Clearly, Disney+ is playing the long game, and as of now, it is working. Since its inception, Disney+ has invested over $500 million in its originals, and Disney is about to pump in $8-9 billion for more. Although its profits fell by a jaw-dropping 45 percent in its first year, Disney+ as a whole is still expected to turn over a profit in four to five years.
Disney+’s Licensing Wars
Although competition between these streaming giants is very real, did you know that Disney actually has a licensing agreement with Netflix?

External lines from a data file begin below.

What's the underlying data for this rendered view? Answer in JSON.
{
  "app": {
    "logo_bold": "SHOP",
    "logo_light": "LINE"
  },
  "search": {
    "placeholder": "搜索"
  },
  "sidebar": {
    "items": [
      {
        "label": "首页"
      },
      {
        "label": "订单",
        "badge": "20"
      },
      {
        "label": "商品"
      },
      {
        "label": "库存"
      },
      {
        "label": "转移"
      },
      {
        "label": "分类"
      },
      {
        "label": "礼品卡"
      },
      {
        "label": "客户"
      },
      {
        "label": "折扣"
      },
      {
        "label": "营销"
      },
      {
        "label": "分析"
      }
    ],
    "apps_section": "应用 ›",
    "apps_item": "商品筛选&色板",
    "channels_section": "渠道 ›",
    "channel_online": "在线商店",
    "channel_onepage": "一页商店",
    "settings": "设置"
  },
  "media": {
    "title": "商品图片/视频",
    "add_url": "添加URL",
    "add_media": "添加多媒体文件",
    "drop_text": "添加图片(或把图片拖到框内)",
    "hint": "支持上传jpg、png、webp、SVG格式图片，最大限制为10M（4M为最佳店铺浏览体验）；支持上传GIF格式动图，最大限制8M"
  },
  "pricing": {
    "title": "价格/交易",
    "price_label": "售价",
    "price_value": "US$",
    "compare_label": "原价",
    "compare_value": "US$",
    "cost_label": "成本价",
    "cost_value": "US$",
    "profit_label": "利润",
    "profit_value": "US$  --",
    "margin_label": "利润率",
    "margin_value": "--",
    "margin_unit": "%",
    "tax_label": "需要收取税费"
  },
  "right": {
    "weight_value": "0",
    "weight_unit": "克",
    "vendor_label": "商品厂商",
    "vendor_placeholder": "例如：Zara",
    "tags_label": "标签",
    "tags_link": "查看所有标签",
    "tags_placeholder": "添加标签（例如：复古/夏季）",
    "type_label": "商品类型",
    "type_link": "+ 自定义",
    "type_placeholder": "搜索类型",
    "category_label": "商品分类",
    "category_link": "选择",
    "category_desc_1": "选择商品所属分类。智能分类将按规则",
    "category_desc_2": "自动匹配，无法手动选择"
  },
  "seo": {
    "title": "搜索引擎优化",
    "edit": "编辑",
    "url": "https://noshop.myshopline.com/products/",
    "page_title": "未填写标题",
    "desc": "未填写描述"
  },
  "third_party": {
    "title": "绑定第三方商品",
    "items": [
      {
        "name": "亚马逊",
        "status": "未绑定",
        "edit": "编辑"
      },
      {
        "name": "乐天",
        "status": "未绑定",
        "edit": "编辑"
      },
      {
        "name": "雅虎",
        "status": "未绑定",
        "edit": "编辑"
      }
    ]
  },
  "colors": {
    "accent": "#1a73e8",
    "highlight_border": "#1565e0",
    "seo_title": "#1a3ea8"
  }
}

Before Disney+ was launched, the company licensed many of its movies and TV series to Netflix. According to reports, the existing contract between Disney and Netflix stipulates that every film released by Disney from January 2016 to December 2018 will return to Netflix in 2026. When they do, they should not appear on Disney+.
This means that box office hits including Zootopia, Coco, live-action Beauty And The Beast, Black Panther, and Avengers: Infinity War will eventually be going back to Netflix after spending some time on Disney+. This will certainly affect Disney+’s financial performance in the near future, but that does not mean that Disney cannot get around it.
In early 2020, Disney+ announced that it would start licensing its originals to pay-TV and streaming operators in the Middle East and North Africa. This means a new stream of income for the platform. Disney has also banned all Netflix advertisements from all of its TV channels, except ESPN.
It doesn’t help that more and more people are canceling their Netflix subscriptions either. Why? Find out more about the Cancel Netflix movement here.
Aside from Netflix, Disney+ has also licensed much of its content to Starz, a premium cable and satellite TV network. However, in pursuing the rights to get back Star Wars: The Force Awakens, both parties have reached an agreement whereby Disney+ will start showing ads for Starz to promote the company.
The Future For Disney+
For now, it may seem that Disney+ is still trailing behind its competitors, but its current business model and statistics illustrate promising prospects. Analysts agree: at the rate that its subscriber growth is going, it is projected that Disney+ will surpass Netflix in the number of subscribers by 2023.
Licensing out movies is not entirely a bad thing for Disney either in terms of money. Originals are expensive to produce, and revenue from licensing deals helps fund its upcoming series, making money for the platform. In all, Disney+’s business model is one huge sustainable cycle, and if it’s not making a handsome profit now, it will very soon.